Effects of Prosody on Articulation in English

Taehong Cho


This dissertation investigates how phonetic realizations are conditioned by various prosodic conditions (i.e., sentence stress, level of prosodic domains, position-in-domain), by examining articulation in three prosodic ally strong locations: accented syllables, domain-initial positions, and domain-final positions. In particular, this dissertation aims to understand how articulatory strengthening that may arise from these prosodically strong locations is manifested in the articulatory maximum positions, V-to-V coarticulation, movement kinematics, and mass-spring dynamical parameter settings. To accomplish this, three articulators, the tongue, the jaw, and the lips were examined concurrently, collected from six speakers of American English using an electromagnetic articulography (EMA).  Results were remarkably similar across speakers.


The results regarding accent show that accented vowels are strongly articulated, having larger maximal jaw and lip openings, extreme maximal tongue positions (lower for /a/ and fronter for lif), greater V-to-V coarticulatory resistance, and larger, longer, and faster movement. As for boundary effects, the results show that vowels at higher prosodic boundaries are strongly articulated, evident in larger maximal lip opening but not in maximal jaw opening, extreme maximal tongue position (lower for both /a/ and /i/), greater V-to-V coarticulatory resistance, and longer, sometimes larger, but not necessarily faster movement. Although accent and boundary both give rise to articulatory strengthening, these effects are not the same. They differ in the dimension in which the tongue is expanded, the involvement of the lips and the jaw, and the movement velocity.


The results regarding movement kinematics suggest that speech mechanisms are more complex than has generally been assumed by researchers who have adopted a mass-spring gestural model in explaining certain speech phenomena. This dissertation also provides a basis from which the window model can be further developed, accommodating prosodically-conditioned variations.
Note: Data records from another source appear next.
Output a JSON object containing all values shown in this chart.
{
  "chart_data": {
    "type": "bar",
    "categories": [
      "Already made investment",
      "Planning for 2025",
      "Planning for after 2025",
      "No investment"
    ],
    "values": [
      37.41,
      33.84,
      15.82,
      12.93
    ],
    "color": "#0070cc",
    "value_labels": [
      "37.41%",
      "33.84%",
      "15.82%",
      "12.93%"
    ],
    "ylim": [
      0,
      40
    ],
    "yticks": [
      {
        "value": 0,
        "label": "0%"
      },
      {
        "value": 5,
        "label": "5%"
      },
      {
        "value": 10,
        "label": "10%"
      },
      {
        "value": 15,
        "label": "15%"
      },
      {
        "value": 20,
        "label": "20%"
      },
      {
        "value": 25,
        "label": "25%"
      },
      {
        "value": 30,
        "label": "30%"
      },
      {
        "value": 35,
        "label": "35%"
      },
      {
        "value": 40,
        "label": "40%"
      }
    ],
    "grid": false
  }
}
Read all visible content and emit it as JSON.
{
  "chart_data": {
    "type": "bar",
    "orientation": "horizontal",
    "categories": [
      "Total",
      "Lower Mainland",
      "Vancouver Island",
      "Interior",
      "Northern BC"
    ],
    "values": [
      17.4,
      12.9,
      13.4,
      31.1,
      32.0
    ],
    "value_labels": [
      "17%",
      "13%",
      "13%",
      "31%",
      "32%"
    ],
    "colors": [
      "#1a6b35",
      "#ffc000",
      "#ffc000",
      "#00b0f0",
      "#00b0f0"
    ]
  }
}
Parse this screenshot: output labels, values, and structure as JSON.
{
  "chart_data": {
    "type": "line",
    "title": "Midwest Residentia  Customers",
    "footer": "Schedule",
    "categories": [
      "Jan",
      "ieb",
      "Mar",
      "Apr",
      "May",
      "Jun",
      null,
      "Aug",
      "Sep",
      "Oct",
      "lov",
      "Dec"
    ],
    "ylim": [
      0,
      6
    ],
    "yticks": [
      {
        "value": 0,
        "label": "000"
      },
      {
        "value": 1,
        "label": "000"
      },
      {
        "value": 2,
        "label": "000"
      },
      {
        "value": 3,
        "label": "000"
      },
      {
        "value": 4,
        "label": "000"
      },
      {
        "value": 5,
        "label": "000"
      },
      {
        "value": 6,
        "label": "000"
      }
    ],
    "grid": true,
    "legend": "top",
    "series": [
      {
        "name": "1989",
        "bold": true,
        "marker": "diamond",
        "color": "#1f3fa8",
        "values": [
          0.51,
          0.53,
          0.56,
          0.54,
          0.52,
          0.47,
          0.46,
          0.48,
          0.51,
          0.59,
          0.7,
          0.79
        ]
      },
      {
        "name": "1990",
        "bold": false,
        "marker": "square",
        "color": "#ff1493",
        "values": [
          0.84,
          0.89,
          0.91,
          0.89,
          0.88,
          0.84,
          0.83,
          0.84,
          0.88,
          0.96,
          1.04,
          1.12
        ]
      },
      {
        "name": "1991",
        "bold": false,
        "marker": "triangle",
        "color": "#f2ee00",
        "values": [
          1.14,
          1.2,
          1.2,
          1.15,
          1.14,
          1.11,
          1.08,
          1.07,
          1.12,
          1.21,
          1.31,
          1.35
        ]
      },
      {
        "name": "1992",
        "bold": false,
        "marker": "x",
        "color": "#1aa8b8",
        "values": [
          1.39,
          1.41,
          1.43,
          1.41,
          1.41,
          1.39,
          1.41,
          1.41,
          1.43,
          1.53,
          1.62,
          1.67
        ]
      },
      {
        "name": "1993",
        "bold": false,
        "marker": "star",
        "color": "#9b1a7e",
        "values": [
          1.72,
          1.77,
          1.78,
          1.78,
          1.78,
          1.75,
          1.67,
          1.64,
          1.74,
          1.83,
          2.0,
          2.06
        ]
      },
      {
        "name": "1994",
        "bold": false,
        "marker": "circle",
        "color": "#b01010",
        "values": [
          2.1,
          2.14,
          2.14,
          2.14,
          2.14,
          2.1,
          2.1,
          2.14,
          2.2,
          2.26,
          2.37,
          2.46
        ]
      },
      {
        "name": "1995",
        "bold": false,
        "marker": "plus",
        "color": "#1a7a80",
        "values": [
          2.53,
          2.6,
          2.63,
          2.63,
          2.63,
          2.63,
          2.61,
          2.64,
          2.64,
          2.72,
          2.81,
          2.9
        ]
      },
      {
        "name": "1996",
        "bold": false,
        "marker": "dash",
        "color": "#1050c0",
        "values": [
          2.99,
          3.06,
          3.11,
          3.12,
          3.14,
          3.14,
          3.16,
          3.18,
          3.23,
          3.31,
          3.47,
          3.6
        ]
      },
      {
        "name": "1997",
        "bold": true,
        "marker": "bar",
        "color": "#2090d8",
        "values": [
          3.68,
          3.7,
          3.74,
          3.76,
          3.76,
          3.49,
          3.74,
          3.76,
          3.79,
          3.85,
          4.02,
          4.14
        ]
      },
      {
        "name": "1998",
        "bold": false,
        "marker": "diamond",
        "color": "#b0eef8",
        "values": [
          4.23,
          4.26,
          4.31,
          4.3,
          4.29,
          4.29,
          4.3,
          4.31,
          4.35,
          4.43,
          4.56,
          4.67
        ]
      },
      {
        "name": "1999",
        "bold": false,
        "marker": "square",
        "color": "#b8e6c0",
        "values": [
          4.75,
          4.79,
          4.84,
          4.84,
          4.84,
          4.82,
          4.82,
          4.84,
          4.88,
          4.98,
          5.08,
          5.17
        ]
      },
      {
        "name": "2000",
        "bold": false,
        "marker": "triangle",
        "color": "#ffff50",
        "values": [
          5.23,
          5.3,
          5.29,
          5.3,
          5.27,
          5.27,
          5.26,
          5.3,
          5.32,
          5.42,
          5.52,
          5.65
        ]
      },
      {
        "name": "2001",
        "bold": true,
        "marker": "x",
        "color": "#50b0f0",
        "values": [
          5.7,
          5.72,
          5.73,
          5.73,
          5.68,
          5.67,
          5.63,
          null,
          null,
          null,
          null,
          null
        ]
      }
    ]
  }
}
Overall, the results are interpreted in terms of the contrast maximization principle. It has been proposed that articulatory strengthening makes a sound more distinct from neighboring segments (syntagmatic enhancement) and/or makes the sound distinct from other contrastive sounds in the language (paradigmatic enhancement). Such a phonetic enhancement of linguistic contrast arising from prosodically-conditioned articulatory strengthening is interpreted as an articulatory signature for prosodic information.